Hoyer Honors 50th Anniversary of the Paul Hall Center For Maritime Training And Education
Today, Congressman Steny H. Hoyer (MD-05) submitted a statement into the Congressional Record honoring the 50th anniversary of the Paul Hall Center for Maritime Training and Education, located in Piney Point, Maryland.
“I’m proud to congratulate the Paul Hall Center for Maritime Training and Education on their 50th anniversary,” said Congressman Hoyer. “As one of the top schools for merchant mariners in the United States, the Center has provided cutting-edge training to tens of thousands of mariners since 1967. The Fifth District is lucky to be home to such an esteemed institution, which has contributed greatly to our local economy and national defense. I join in congratulating the Center on their work over the past fifty years, and I look forward to seeing what the future has in store for this fine institution.”
Founded in 1967 by the late Seafarers International Union President Paul Hall, the Center offers more U.S. Coast Guard-approved training courses than any other school in the nation.
Below are Congressman Hoyer’s full remarks in the Congressional Record:
“Mr. Speaker, I rise to pay tribute on this Floor to the Paul Hall Center for Maritime Training and Education, which is located in Maryland’s Fifth Congressional District. It is one of the leading schools for merchant mariners in the United States and a major contributor to the development and maintenance of our nation’s proud maritime traditions.
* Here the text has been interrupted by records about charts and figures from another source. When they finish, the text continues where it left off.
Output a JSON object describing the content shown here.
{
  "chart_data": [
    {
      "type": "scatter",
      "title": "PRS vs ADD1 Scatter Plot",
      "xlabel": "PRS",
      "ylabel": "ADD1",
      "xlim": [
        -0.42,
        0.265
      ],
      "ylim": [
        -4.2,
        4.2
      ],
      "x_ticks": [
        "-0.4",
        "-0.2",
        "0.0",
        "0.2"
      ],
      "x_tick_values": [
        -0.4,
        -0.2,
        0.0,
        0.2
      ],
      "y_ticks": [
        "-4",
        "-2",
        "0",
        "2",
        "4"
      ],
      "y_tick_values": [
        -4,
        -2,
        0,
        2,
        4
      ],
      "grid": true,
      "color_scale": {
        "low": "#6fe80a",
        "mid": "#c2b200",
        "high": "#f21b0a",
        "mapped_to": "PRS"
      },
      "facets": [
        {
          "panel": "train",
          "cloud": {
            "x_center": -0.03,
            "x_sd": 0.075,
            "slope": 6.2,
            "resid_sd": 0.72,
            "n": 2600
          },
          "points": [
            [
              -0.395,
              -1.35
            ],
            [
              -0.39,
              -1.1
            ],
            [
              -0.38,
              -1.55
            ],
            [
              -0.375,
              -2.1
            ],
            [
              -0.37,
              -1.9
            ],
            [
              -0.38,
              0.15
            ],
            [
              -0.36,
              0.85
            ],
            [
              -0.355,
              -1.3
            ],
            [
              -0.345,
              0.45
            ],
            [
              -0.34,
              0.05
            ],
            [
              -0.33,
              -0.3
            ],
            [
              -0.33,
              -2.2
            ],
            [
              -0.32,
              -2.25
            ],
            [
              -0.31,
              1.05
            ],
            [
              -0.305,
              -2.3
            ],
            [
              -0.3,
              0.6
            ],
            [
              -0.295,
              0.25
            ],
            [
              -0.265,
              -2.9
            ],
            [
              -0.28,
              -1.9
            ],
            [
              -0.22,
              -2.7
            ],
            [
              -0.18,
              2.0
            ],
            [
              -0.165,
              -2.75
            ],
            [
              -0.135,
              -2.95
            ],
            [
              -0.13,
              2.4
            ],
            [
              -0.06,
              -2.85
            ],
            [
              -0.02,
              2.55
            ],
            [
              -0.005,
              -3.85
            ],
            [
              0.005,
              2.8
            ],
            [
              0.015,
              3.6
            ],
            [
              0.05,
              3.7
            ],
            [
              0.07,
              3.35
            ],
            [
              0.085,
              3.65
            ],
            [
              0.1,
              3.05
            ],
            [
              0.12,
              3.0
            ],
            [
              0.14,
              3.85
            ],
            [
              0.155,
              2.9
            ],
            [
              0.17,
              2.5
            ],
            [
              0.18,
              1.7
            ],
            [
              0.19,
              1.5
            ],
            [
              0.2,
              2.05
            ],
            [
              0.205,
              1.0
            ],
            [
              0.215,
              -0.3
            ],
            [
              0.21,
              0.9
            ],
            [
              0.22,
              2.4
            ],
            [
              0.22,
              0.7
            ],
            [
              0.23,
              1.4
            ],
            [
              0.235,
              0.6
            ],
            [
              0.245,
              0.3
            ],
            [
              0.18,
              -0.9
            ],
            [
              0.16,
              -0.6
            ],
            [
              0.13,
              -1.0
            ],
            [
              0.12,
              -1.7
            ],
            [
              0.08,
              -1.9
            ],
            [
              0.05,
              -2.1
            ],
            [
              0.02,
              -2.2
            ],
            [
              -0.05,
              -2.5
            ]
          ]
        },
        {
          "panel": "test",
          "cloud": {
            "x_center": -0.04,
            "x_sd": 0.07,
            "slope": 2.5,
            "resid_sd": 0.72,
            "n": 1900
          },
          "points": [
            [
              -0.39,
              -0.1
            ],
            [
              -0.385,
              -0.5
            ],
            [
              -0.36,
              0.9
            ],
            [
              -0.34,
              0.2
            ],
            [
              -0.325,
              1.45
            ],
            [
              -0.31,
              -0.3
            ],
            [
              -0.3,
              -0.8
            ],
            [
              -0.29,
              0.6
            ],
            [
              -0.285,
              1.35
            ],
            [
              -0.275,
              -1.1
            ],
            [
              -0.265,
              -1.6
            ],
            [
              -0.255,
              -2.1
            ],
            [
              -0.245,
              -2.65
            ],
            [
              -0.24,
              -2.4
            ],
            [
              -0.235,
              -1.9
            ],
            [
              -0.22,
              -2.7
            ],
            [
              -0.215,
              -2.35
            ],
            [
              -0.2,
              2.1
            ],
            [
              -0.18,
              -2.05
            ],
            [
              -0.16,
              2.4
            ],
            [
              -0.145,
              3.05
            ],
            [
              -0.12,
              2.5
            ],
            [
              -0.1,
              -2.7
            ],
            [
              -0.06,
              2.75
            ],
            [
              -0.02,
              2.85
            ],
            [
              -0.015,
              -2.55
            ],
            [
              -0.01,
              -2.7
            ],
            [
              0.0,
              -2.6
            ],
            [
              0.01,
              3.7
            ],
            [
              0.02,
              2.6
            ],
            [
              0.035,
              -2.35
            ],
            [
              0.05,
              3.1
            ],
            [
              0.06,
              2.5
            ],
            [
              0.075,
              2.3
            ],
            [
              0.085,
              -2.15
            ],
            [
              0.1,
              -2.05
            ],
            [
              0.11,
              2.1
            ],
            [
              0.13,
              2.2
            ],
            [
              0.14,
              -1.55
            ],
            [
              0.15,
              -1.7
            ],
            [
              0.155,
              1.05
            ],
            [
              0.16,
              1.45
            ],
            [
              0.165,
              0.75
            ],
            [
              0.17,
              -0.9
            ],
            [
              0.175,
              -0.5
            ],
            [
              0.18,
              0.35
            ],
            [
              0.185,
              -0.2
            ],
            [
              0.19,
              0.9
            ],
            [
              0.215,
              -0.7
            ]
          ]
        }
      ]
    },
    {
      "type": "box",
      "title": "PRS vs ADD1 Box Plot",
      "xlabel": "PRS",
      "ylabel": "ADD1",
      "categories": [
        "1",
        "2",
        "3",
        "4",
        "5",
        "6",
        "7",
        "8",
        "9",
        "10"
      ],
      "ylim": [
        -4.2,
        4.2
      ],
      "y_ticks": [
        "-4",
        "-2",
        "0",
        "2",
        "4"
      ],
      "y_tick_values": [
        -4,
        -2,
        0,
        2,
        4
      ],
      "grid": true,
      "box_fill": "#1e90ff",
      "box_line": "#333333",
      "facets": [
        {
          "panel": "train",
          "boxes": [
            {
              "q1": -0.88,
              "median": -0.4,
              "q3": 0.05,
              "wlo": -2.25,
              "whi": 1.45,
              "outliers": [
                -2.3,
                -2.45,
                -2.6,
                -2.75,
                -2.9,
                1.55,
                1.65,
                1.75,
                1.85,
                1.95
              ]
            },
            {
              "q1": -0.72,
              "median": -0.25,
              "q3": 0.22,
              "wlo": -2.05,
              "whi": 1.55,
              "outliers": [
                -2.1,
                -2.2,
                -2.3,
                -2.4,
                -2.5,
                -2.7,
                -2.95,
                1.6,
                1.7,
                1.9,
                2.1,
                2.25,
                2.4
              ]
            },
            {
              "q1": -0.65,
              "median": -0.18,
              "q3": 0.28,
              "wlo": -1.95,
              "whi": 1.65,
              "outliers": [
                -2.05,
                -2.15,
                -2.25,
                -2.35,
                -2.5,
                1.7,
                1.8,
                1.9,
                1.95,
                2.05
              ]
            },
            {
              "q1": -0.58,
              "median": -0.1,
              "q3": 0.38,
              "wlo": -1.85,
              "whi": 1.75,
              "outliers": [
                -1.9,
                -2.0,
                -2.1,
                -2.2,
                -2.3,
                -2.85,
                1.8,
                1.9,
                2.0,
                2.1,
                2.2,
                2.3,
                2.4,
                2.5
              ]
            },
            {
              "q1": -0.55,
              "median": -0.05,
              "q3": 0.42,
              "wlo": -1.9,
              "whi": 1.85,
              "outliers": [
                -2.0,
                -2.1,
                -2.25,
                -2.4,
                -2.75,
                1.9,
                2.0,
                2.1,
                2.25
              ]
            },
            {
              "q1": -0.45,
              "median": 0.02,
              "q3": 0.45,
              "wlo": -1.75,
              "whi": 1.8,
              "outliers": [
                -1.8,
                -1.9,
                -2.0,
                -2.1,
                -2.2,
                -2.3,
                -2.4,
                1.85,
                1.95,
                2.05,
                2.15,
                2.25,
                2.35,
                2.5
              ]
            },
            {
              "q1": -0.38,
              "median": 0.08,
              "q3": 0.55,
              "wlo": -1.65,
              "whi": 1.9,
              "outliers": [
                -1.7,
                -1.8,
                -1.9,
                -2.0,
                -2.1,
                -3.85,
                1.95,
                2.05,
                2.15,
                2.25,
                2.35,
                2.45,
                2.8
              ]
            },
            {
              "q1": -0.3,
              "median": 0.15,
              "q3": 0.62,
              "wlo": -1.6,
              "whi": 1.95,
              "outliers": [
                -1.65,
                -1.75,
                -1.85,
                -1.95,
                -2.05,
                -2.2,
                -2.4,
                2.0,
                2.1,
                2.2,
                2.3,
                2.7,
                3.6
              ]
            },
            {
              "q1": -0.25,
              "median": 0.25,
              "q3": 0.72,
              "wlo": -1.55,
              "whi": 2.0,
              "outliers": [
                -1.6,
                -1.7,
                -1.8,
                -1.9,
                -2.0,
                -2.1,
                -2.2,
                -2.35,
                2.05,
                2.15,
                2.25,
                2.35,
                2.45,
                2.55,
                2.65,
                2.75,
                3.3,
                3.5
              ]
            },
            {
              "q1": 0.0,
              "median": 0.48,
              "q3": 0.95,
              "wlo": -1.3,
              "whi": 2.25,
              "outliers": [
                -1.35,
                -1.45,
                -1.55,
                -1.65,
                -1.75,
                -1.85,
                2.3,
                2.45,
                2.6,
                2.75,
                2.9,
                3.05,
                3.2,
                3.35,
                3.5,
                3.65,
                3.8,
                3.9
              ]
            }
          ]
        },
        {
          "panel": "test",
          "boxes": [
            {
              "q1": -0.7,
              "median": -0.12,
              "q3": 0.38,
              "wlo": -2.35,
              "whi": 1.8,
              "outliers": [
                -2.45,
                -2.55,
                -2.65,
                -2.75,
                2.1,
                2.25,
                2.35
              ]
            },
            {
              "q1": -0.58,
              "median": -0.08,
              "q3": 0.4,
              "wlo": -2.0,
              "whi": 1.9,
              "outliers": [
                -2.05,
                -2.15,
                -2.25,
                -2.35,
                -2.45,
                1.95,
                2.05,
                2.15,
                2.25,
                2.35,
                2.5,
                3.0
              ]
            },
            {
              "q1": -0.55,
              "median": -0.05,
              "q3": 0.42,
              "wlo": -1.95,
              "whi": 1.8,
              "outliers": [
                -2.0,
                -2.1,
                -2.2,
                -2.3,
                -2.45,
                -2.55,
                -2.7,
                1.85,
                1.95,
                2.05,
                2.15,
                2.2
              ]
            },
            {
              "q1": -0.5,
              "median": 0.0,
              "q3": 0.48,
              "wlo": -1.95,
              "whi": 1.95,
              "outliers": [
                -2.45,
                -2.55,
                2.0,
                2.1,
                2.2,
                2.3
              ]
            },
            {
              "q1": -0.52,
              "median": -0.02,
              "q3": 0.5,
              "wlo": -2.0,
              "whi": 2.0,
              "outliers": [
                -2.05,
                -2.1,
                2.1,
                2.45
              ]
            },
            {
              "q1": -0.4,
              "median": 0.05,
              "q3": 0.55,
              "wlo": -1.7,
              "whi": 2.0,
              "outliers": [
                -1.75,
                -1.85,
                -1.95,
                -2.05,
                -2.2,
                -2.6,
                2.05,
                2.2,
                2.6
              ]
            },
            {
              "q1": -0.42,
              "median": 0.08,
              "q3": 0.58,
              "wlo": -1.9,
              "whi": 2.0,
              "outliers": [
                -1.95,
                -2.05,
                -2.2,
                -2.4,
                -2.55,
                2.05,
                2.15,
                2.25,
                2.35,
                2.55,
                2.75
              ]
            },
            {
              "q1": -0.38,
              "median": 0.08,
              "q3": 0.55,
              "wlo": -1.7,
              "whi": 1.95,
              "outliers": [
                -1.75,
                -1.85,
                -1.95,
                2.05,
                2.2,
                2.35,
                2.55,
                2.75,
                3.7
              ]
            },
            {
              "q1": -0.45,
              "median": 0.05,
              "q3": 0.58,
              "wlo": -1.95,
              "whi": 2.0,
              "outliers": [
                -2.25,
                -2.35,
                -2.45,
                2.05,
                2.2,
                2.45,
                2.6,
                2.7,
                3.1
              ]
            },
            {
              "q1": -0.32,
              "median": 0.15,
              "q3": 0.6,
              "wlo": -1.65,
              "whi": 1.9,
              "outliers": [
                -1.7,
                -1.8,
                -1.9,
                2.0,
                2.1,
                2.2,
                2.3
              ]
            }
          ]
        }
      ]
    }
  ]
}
“The Paul Hall Center, which was founded in 1967 by late Seafarers International Union President Paul Hall, runs the leading training program for unlicensed merchant mariners in the United States today. It offers more U.S. Coast Guard-approved training courses than any other school in the nation and has trained tens of thousands of mariners since its founding. The Paul Hall Center’s apprenticeship program, which is registered with the U.S. Department of Labor, has been praised as one of the most effective apprenticeship programs in the country and was honored as an ‘Innovator and Trailblazer’ by the Labor Department in 2012. Today, the Paul Hall Center provides students a worldclass education, preparing new merchant mariners to take their places on vessels sailing in both foreign and U.S.-flag fleets.
“It is critical that our country maintain a merchant marine capable of transporting a large share of the seagoing commerce of the United States. The Paul Hall Center’s programs help ensure a sufficient number of well-trained, highly skilled merchant mariners to crew U.S.-flag vessels both for the privately owned merchant marine and for U.S. government-operated fleets.
“To that end, I hope my colleagues will join me in recognizing the significant contributions that the Paul Hall Center for Maritime Training and Education has made to our economy, our homeland security, and our national defense through its support of the U.S. Merchant Marine. I hope they will also join me in congratulating the Paul Hall Center on reaching this fiftieth anniversary milestone. I’m proud to represent this wonderful institution in the United States Congress.”